You were talking about the professional Computer Graphics research (Siggraph et al.) scene; making crappy/mediocre games for mobile phones is not the same ballpark.
Not now, now I was just saying "CG professionals" in general. I didn't mention research?! Making crappy mobile games is what contributes to this $100 bn too (I believe), if not greatly.
There are of course people in the scene who do legit CG research (Siggraph et al.), but pretty much exclusively such people I know treat the scene as an outlet for artistic expression for balance.
I'm getting my fair share of the $100bn. The value of my demos is still $0.
I was disassembling demos in the old days to learn something, but now you can just go on ShaderToy when half of the demoscene posting practically ready to use recipes for many real-time CG problems. You may say,they are mostly not that new,but then again,commercial copycats doing crappy mobile games doesn't mind.
(and not everyone is able to reproduce results from the paper, and usually papers doesn't have ready to use, peer reviewed by community, optimized implementation)
If a demo has a nice concept, nice visuals and good music I don't care if hardcoded from scratch or made with some (commercial) tool. (so #3 from the 1st post) IMO real code earns you respect (does a non-coder care about that fact at all?) but it does not make the demo better or worse. And if the demo sucks it sucks, no matter how high the rendering quality is.
I'm really weirded out by all dudes thinking "musicians" and "graphicians" don't care about code *at all* like it's a complete divide and they will use a 3rd party engine without any hesitation if they can.
It's the weirdest minority complex...
It's the weirdest minority complex...
*inferiority complex
okkie: I code intros and I don't care about the code of demos - at all :D
But really, why not just separate category for commercial game engines? It will end up in combined demo anyway,but at least it will be clear it is promoting some commercial company. And this is more or less when I draw a line between using 3rd party libraries and using commercial engine - promotional factor. You know that if you eventually make a great demo using UE4/Unity it will be listed on respective websites under "made with..." section and you _are_ increasing their revenue by this (if demo is really cool). Nothing wrong with it, really, just let's put the right label on it and everybody will be happy. Actually that may even stimulate more demos with commercial engines at the end,because you will not risk "booing" as it will be a dedicated compo with clear rules.

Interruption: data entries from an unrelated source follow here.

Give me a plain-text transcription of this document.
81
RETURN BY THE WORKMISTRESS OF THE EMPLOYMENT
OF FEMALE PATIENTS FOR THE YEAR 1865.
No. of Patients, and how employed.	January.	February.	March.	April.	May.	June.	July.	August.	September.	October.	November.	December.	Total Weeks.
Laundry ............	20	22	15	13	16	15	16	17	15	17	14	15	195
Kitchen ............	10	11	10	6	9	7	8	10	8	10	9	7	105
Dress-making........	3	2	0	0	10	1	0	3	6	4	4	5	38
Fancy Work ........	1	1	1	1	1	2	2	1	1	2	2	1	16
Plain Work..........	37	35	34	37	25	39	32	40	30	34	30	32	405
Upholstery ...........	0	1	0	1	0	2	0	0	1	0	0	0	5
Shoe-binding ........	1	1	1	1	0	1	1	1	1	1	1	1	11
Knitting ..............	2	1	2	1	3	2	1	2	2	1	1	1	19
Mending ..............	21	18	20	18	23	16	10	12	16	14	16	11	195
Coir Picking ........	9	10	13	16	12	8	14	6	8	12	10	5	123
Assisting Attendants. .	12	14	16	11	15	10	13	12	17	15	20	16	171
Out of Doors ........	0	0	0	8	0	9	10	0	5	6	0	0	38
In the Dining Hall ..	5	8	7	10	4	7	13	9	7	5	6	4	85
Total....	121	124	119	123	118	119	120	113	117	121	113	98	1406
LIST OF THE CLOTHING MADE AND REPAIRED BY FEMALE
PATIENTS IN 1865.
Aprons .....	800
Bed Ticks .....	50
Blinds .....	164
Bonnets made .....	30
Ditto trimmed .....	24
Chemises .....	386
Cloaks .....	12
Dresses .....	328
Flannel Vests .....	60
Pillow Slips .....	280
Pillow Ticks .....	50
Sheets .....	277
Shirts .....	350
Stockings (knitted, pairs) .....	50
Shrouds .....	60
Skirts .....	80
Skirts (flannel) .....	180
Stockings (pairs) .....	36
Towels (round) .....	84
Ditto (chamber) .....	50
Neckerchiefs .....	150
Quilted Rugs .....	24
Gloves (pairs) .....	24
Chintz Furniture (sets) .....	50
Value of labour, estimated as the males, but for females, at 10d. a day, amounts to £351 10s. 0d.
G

because nobody really cares about it tbh.
thread has become more like UE4 engine vs tomkh... don't you have anything more important to do? like, make a demo out of all that nifty academic research from that 100bn CG industry?
okkie, we all know that "musicians" and "graphicians" are working together with the game engine industry behind our backs plotting the ultimate plan to take over the scene and get rid of us, the "pesky coder scum"!! STOP DENYING IT !!!